The mushroom Coprinopsis cinerea is a classic experimental model for multicellular development in fungi because it grows on defined media, completes its life cycle in 2 weeks, produces some 10(8) synchronized meiocytes, and can be manipulated at all stages in development by mutation and transformation. The 37-megabase genome of C. cinerea was sequenced and assembled into 13 chromosomes. Meiotic recombination rates vary greatly along the chromosomes, and retrotransposons are absent in large regions of the genome with low levels of meiotic recombination. Single-copy genes with identifiable orthologs in other basidiomycetes are predominant in low-recombination regions of the chromosome. In contrast, paralogous multicopy genes are found in the highly recombining regions, including a large family of protein kinases (FunK1) unique to multicellular fungi. Analyses of P450 and hydrophobin gene families confirmed that local gene duplications drive the expansions of paralogous copies and the expansions occur in independent lineages of Agaricomycotina fungi. Gene-expression patterns from microarrays were used to dissect the transcriptional program of dikaryon formation (mating). Several members of the FunK1 kinase family are differentially regulated during sexual morphogenesis, and coordinate regulation of adjacent duplications is rare. The genomes of C. cinerea and Laccaria bicolor, a symbiotic basidiomycete, share extensive regions of synteny. The largest syntenic blocks occur in regions with low meiotic recombination rates, no transposable elements, and tight gene spacing, where orthologous single-copy genes are overrepresented. The chromosome assembly of C. cinerea is an essential resource in understanding the evolution of multicellularity in the fungi.

Fig. 1.

Summary plots of chromosome II of C. cinerea.
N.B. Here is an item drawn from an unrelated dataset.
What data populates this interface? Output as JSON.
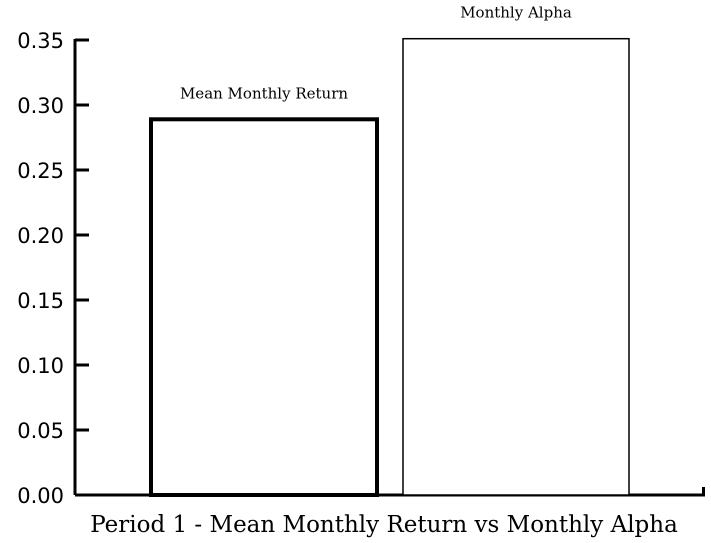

The plot shows the location of (Top panel) telomeres in red and centromere as black oval; (Second panel) the density of transposable elements (brown); (Third panel) tRNA genes (light green); (Fourth panel) recombination rates (the position of the SSR markers is indicated by vertical black bars, white is unmapped, red is high recombination, gray is average recombination, blue is low recombination); (Fifth panel) the density of all genes (orange); (Sixth panel), the density of orphan genes (light orange); (Seventh panel), the density of orthologous genes (blue); (Eighth panel) the density of paralogous genes (red); (Ninth panel) similarity of paralog families represented as 1/dS; (10th panel) syntenic regions (all regions of synteny between C. cinerea and L. bicolor are indicated in green, and blocks with >15 anchors are indicated in dark green). Vertical scales are defined for each bar in the bar title. Horizontal scale is Mb.

Fig. 2.

HMM logos of protein kinase active site regions. (A) Conventional protein kinases. (B) FunK1 protein kinases. Conserved residues positions in both conventional and FunK1 kinases are indicated with blue circles. Residue positions that are nearly universally conserved in conventional ePK domains but are altered in FunK1 kinases are indicated with red circles.

Fig. 3.

Photograph and micrographs of C. cinerea. (A) Mature C. cinerea fruiting body that is shedding spores. The upper surface of the cap has loosely adhering “veil cells.” The lower surface of the cap is composed of “gills” which support the basidia (meiotic cells). The cap is elevated several centimeters above the Petri dish by the “stipe” (stalk). (B) Simple septum between two cells in a monokaryotic hypha. (C) “False clamp” between two cells in an “A-on” hypha. (D) True clamp connection between two cells in a dikaryotic hypha (“A-on B-on”). Magnification in B–D is the same.